Step 2: Assemble your popsicles
Fresh or frozen berries
Popsicle molds and wooden sticks
To get beautiful striped popsicle layers it’s best to parfreeze each layer as you go, but we just carefully popped in yogurt, then a layer of broken meringue pieces, then berries and finished off with more yogurt. Carefully nestle in your popsicle stick and freeze overnight.
*My favourite Aussie yogurts are Jalna and Five:Am, but in the USA, it’s Chobani Greek all the way. For daily eating I recommend a reduced fat product for the whole family from two years of age, but a full fat yogurt will make a creamier popsicle treat.
Step 3: Make Eton Mess
If you really can’t stand waiting for the popsicles to freeze, place the leftover broken meringue pieces, fruit and yogurt in a glass dessert bowl or individual glasses. Garnish with fresh mint or add slivered, toasted almonds. Voila, you have the old English favourite Eton Mess.
Step 4: Lick it up
Homemade popsicles make a perfect after school snack and help kids clock up their 3 dairy a day.

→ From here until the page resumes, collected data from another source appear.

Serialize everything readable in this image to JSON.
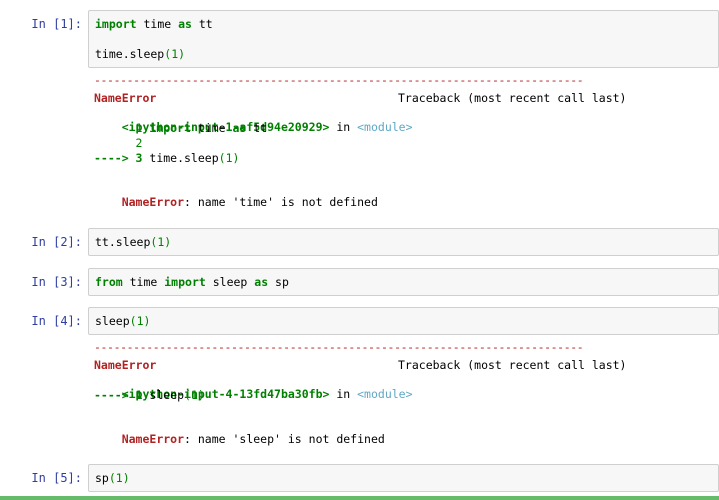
{
  "cells": [
    {
      "prompt": "In  [1]:",
      "code": [
        [
          [
            "kw",
            "import"
          ],
          [
            "t",
            " time "
          ],
          [
            "kw",
            "as"
          ],
          [
            "t",
            " tt"
          ]
        ],
        [
          [
            "t",
            "time.sleep"
          ],
          [
            "paren",
            "("
          ],
          [
            "num",
            "1"
          ],
          [
            "paren",
            ")"
          ]
        ]
      ],
      "traceback": {
        "dashes": "---------------------------------------------------------------------------",
        "error_name": "NameError",
        "traceback_label": "Traceback (most recent call last)",
        "file": "<ipython-input-1-af5d94e20929>",
        "in_word": " in ",
        "module": "<module>",
        "lines": [
          [
            [
              "num",
              "      1 "
            ],
            [
              "kw",
              "import"
            ],
            [
              "t",
              " time "
            ],
            [
              "kw",
              "as"
            ],
            [
              "t",
              " tt"
            ]
          ],
          [
            [
              "num",
              "      2"
            ]
          ],
          [
            [
              "arrow",
              "----> 3 "
            ],
            [
              "t",
              "time.sleep"
            ],
            [
              "paren",
              "("
            ],
            [
              "num",
              "1"
            ],
            [
              "paren",
              ")"
            ]
          ]
        ],
        "message_name": "NameError",
        "message": ": name 'time' is not defined"
      }
    },
    {
      "prompt": "In  [2]:",
      "code": [
        [
          [
            "t",
            "tt.sleep"
          ],
          [
            "paren",
            "("
          ],
          [
            "num",
            "1"
          ],
          [
            "paren",
            ")"
          ]
        ]
      ]
    },
    {
      "prompt": "In  [3]:",
      "code": [
        [
          [
            "kw",
            "from"
          ],
          [
            "t",
            " time "
          ],
          [
            "kw",
            "import"
          ],
          [
            "t",
            " sleep "
          ],
          [
            "kw",
            "as"
          ],
          [
            "t",
            " sp"
          ]
        ]
      ]
    },
    {
      "prompt": "In  [4]:",
      "code": [
        [
          [
            "t",
            "sleep"
          ],
          [
            "paren",
            "("
          ],
          [
            "num",
            "1"
          ],
          [
            "paren",
            ")"
          ]
        ]
      ],
      "traceback": {
        "dashes": "---------------------------------------------------------------------------",
        "error_name": "NameError",
        "traceback_label": "Traceback (most recent call last)",
        "file": "<ipython-input-4-13fd47ba30fb>",
        "in_word": " in ",
        "module": "<module>",
        "lines": [
          [
            [
              "arrow",
              "----> 1 "
            ],
            [
              "t",
              "sleep"
            ],
            [
              "paren",
              "("
            ],
            [
              "num",
              "1"
            ],
            [
              "paren",
              ")"
            ]
          ]
        ],
        "message_name": "NameError",
        "message": ": name 'sleep' is not defined"
      }
    },
    {
      "prompt": "In  [5]:",
      "code": [
        [
          [
            "t",
            "sp"
          ],
          [
            "paren",
            "("
          ],
          [
            "num",
            "1"
          ],
          [
            "paren",
            ")"
          ]
        ]
      ]
    }
  ],
  "colors": {
    "prompt": "#303f9f",
    "keyword": "#008000",
    "error": "#b22222",
    "module": "#5fa8c6",
    "cell_bg": "#f7f7f7",
    "cell_border": "#cfcfcf"
  }
}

Popsicles are going upmarket with exotic grown up ingredients too and I loved seeing the dedicated popsicle bars in NYC last year. I’m going to soak berries in Cointreau first and serve an adult only version of this recipe in wine glasses this summer.

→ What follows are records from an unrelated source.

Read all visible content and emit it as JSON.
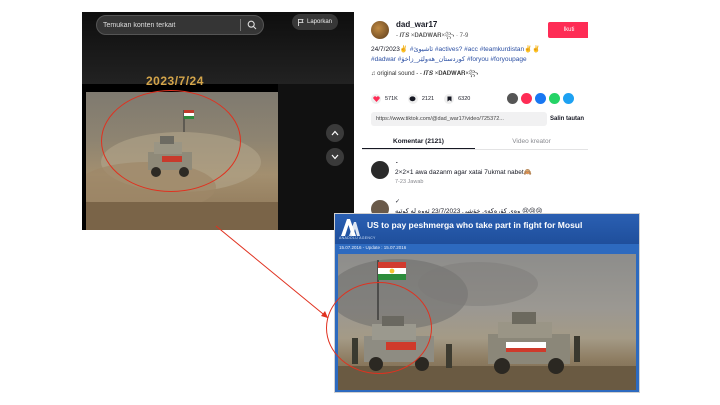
{
  "video": {
    "search_placeholder": "Temukan konten terkait",
    "report_label": "Laporkan",
    "date_overlay": "2023/7/24"
  },
  "post": {
    "username": "dad_war17",
    "subname": "- 𝑰𝑻𝑺 ×𝐃𝐀𝐃𝐖𝐀𝐑×꧂ · 7-9",
    "follow_label": "Ikuti",
    "caption_prefix": "24/7/2023✌️ ",
    "caption_tags_1": "#ئاشيوێ #actives? #acc #teamkurdistan✌️✌️",
    "caption_tags_2": "#dadwar #كوردستان_هەولێر_زاخۆ #foryou #foryoupage",
    "music": "♫ original sound - - 𝑰𝑻𝑺 ×𝐃𝐀𝐃𝐖𝐀𝐑×꧂",
    "likes": "571K",
    "comments": "2121",
    "saves": "6320",
    "link": "https://www.tiktok.com/@dad_war17/video/725372...",
    "copy_link_label": "Salin tautan"
  },
  "tabs": {
    "comments": "Komentar (2121)",
    "creator_videos": "Video kreator"
  },
  "comments": [
    {
      "name": "٠",
      "text": "2×2×1 awa dazanm agar xatai 7ukmat nabet🙈",
      "meta": "7-23      Jawab"
    },
    {
      "name": "✓",
      "text": "وەی کۆرەکەی خۆشی 23/7/2023 ئەوە لە کوێیە 😢😢😢",
      "meta": ""
    }
  ],
  "news": {
    "logo_sub": "ANADOLU AGENCY",
    "title": "US to pay peshmerga who take part in fight for Mosul",
    "date": "15.07.2016 - Update : 15.07.2016"
  },
  "colors": {
    "annotation_red": "#e0311f",
    "tiktok_red": "#fe2c55",
    "news_blue": "#2d6abf"
  }
}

Make sure you check out my other Redux recipes: Month 1 – Char siu BBQ Pork and Month 2 – Tangelo-ade. Plus the fabulous sounding roundup of frozen desserts this month. More popsicles and loads of chia again:
Frozen dessert Recipe Redux Roundup:
Cherie Schetselaar – Grain Crazy Blackberry Lemon Almond Torte Emma Cutfield-The Hearty Heart Coconut Ice, Blueberry and Cocoa, Joint Healing Dessert Carlene Helble- Carlene’s Figments Peanut Butter Banana ‘Ice Cream’ Sandwich Janel Funk – Eat Well with Janel Peanut Butter and Jelly Ice Cream Kat Lynch – Eating The Week Coconut Chia-Seed Fruit Pops Dr Barb, Nutrition Budgeteer Simply Fruit Mango-Pineapple Sorbet Rebecca Scritchfield – MeFirst 5-minute Frozen Peach Pie gretchen – kumquat chocolate “ice cream” bars Emily Greenfield – The Nutriscientist Honey and strawberry semifreddo Liz Marr – Liz On Food Peach Lavender Ice Cream Elizabeth Jarrard- Don’t (White) Sugar-Coat It Adult Popsicles: Frozen Boozy Treats Regan – The Professional Palate Frozen Samoa Pie Liz Weiss & Janice Newell Bissex – Meal Makeover Moms’ Kitchen Healthy Blueberry and Mango Snow Cones Jessica Fishman Levinson – Nutritioulicious Watermelon Sorbet Alexandra Caspero- Delicious Knowledge Mango & Coconut Popsicles Karman Meyer- Nutrition Adventures Coconut Ice Cream with Strawberry Puree Yuri – Chef Pandita Acerola Chia Lime Popsicles Kristen Bourque- Swanky Dietitian Peanut Butter Coffee Popsicles EA Stewart-The Spicy RD Luscious Lemonade Pie Danielle Omar – Food Confidence RD Banana Soft Serve Katie Caputo- East Meats West Auntie Rosie’s Ice Cream Pie Alysa Bajenaru – Inspired RD Coffee Granita Kara Lydon – Peace, Love, and Food Peanut Butter Banana “Ice Cream” With Dark Chocolate Serena Ball- Teaspoon of Spice Splendid Key Lime Frozen Yogurt Nicole Ferring Holovach – Whole Health RD Peaches and Rum Ice Cream Pie Lisa @ Healthful Sense Peanut Butter Vanilla Soft Serve Jackie Mills – Delicious Diabetes Cooking Summer Fruit Popsicles Audra Losey – Nutrition Know How Mocha Pops Kristina LaRue – Love and Zest Frozen Berry Yogurt
We have another hot new cookbook to giveaway to celebrate the Recipe Redux. Guy Mirabella’s book Hungry is simply stunning and based on his Scillian heritage and Italian home-style fare. He cooks at home and at his Shop Ate Café and Store on Melbourne’s Mornington Peninsula. Guy’s background is in design and this shines through the lavish book with liftout food photography spreads that make ME hungry. To be the lucky winner, drop us a comment below. Perhaps you have a favourite frozen dessert? Do you love ice-cream in winter like me? We’ll be picking a random winner. Entries open to Australian readers only (it’s heavy on the postage sorry) and comments will be taken up until 5:00pm Friday 26th August EST in Oz. Love to hear your comments below.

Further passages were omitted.